In light of the current economic crisis and subsequent drop in the stock markets, the book on investing has been rewritten. The following are new stock market definitions for common terms:

  • CEO. Chief Embezzlement Officer.
  • CFO. Corporate Fraud Officer.
  • BULL MARKET. A random market movement causing an investor to mistake himself for a financial genius.
  • BEAR MARKET. A 6 to 18 month period when the kids get no allowance, the wife gets no jewelry, and the husband gets no sex.
  • VALUE INVESTING. The art of buying low and selling lower.
  • P/E RATIO. The percentage of investors wetting their pants as the market keeps crashing.
  • BROKER. What my broker has made me.
  • STANDARD & POOR. Your life in a nutshell.
  • STOCK ANALYST. Idiot who just downgraded your stock.
  • STOCK SPLIT. When your ex-wife and her lawyer split your assets equally between themselves.
  • FINANCIAL PLANNER. A guy whose phone has been disconnected.
  • MARKET CORRECTION. The day after you buy stocks.
  • CASH FLOW. The movement your money makes as it disappears down the toilet.
  • YAHOO. What you yell after selling it to some poor sucker for $240 per share.
  • WINDOWS. What you jump out of when you’re the sucker who bought Yahoo @ $240 per share.
  • INSTITUTIONAL INVESTOR. Past year investor who’s now locked up in a nuthouse.
  • PROFIT. An archaic word no longer in use.

Reader entries:

  • FEDERAL BAILOUTS. American capitalism’s replacement.
  • BAILOUT. Unwarranted bonus to greedy executive board
  • EBIT. Earnings before irregularities and tampering.
  • EBITDA. Earnings before I trick the dumb auditor.
  • BUDGET. Written proof that you can’t afford the new boat (or the new house, the new car, the private school education….)
  • MISDEEDS. Crimes.
  • COMMISSION. The only reliable way to make money on the stock market, which is why your broker charges you one.
  • STOCK. A magical piece of paper that is worth $53.28 until the moment you buy it. It will then be worth $6.97

Did I miss any? Leave a comment! ;)

Comments

  1. says

    These are hilarious!

    How about EBIT: Earnings before irregularities and tampering.

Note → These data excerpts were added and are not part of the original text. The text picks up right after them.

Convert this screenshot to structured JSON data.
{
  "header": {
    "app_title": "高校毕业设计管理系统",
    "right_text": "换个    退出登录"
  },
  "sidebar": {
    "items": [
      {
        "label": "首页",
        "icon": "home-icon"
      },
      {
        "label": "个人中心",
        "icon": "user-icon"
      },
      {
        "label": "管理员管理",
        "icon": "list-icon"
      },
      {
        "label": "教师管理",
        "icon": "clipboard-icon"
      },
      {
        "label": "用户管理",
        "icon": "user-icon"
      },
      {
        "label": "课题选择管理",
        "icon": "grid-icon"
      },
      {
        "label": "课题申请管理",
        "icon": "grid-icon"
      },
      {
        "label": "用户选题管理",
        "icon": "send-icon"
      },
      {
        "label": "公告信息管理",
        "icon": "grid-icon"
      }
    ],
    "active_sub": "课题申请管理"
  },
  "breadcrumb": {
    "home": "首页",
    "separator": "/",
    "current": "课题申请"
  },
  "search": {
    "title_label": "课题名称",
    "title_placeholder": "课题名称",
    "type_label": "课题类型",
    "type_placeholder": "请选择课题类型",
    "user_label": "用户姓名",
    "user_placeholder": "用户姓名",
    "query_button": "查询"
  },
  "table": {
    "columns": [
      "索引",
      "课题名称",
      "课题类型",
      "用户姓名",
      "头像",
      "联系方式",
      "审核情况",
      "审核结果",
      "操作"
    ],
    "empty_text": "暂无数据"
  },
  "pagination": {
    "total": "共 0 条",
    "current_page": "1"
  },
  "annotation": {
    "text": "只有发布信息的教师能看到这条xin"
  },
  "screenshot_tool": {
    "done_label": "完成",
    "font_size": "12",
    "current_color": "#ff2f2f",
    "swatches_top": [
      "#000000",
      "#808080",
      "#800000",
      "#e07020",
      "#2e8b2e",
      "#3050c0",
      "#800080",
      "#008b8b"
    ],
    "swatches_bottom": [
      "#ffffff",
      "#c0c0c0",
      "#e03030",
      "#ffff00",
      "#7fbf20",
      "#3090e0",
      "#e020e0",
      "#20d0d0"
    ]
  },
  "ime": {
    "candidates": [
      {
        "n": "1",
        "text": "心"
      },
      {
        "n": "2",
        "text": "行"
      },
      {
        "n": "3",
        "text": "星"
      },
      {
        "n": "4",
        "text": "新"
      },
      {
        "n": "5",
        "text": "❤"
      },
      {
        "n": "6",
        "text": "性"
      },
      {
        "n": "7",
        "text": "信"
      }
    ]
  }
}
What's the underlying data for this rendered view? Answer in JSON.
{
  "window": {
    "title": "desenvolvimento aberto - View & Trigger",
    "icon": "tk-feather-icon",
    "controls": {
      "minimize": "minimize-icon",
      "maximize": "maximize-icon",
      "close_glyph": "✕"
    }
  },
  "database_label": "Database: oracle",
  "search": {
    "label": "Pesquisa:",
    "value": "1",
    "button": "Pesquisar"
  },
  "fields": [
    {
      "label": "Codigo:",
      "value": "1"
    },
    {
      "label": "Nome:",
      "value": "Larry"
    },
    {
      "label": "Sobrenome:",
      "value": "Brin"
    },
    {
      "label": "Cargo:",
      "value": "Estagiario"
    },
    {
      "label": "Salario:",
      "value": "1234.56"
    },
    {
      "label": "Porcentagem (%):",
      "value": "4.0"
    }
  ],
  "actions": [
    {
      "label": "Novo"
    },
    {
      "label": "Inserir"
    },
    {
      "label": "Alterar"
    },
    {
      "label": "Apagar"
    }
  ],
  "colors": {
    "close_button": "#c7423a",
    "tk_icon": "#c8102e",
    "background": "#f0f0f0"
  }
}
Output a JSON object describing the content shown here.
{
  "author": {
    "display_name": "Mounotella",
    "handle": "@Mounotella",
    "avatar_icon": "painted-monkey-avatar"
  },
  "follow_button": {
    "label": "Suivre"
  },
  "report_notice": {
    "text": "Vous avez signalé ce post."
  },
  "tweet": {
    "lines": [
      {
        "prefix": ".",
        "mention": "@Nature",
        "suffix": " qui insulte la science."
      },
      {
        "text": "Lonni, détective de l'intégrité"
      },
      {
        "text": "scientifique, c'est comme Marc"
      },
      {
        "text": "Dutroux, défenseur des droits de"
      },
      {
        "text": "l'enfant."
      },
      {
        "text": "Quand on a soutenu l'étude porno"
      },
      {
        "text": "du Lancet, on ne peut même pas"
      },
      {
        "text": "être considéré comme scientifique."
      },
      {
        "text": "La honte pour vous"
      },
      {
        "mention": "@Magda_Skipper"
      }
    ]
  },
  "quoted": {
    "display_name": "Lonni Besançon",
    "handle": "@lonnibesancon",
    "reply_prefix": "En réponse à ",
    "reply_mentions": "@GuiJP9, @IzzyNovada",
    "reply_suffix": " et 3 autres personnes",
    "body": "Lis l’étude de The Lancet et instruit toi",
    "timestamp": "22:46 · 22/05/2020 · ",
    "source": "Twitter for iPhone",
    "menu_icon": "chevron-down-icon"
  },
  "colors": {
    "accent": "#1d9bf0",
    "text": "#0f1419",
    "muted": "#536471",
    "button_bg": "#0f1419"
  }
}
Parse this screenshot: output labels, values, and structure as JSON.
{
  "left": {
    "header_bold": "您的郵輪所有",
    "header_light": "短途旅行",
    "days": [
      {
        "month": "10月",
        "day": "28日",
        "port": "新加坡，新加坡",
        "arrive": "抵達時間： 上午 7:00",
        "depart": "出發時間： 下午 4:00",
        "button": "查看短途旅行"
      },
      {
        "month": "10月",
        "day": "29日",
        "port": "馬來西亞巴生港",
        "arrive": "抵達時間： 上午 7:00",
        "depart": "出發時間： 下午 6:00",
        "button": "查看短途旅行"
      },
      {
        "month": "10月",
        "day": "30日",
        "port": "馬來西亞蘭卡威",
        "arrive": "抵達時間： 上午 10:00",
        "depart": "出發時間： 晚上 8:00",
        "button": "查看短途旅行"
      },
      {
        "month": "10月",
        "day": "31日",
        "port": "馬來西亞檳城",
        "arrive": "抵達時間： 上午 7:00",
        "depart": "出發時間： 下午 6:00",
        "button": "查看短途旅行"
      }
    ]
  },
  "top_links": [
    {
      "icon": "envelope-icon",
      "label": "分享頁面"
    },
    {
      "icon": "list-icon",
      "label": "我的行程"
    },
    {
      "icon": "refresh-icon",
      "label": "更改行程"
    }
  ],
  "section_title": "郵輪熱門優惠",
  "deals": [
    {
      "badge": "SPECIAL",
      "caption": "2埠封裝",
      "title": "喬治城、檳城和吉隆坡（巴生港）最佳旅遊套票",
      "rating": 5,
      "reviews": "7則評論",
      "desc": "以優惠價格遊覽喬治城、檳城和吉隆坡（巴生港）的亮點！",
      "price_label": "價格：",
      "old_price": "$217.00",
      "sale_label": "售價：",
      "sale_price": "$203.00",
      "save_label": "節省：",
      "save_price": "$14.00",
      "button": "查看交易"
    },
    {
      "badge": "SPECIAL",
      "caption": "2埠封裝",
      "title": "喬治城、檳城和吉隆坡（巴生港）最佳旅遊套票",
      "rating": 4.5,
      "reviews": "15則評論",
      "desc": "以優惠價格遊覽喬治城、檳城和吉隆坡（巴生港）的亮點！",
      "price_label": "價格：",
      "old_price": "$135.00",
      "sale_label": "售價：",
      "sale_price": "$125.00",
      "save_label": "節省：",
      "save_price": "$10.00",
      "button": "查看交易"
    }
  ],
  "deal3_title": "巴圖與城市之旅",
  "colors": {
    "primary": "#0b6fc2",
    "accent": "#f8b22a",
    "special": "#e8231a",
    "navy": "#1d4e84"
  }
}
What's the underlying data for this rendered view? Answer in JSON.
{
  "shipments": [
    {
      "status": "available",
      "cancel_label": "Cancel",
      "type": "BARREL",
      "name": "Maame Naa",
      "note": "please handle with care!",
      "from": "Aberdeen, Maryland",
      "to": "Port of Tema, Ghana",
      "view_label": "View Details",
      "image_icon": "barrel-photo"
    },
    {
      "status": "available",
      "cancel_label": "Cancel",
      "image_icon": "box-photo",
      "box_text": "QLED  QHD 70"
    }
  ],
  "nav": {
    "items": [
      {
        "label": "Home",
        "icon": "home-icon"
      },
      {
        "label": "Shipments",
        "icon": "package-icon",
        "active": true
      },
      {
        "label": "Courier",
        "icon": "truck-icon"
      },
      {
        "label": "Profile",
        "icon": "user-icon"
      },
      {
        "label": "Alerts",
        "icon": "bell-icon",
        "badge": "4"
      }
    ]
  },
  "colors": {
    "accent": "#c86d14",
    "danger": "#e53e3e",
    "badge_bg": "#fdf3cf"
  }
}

    Budget: Written proof that you can’t afford the new boat (or the new house, the new car, the private school education….)

    Misdeeds: Crimes

    Commission: The only reliable way to make money on the stock market, which is why your broker charges you one.

    Stock: A magical piece of paper that is worth $53.28 until the moment you buy it. It will then be worth $6.97.

  2. says

    This is the funniest article I’ve read all month and I love it! Especially “BULL MARKET. A random market movement causing an investor to mistake himself for a financial genius.”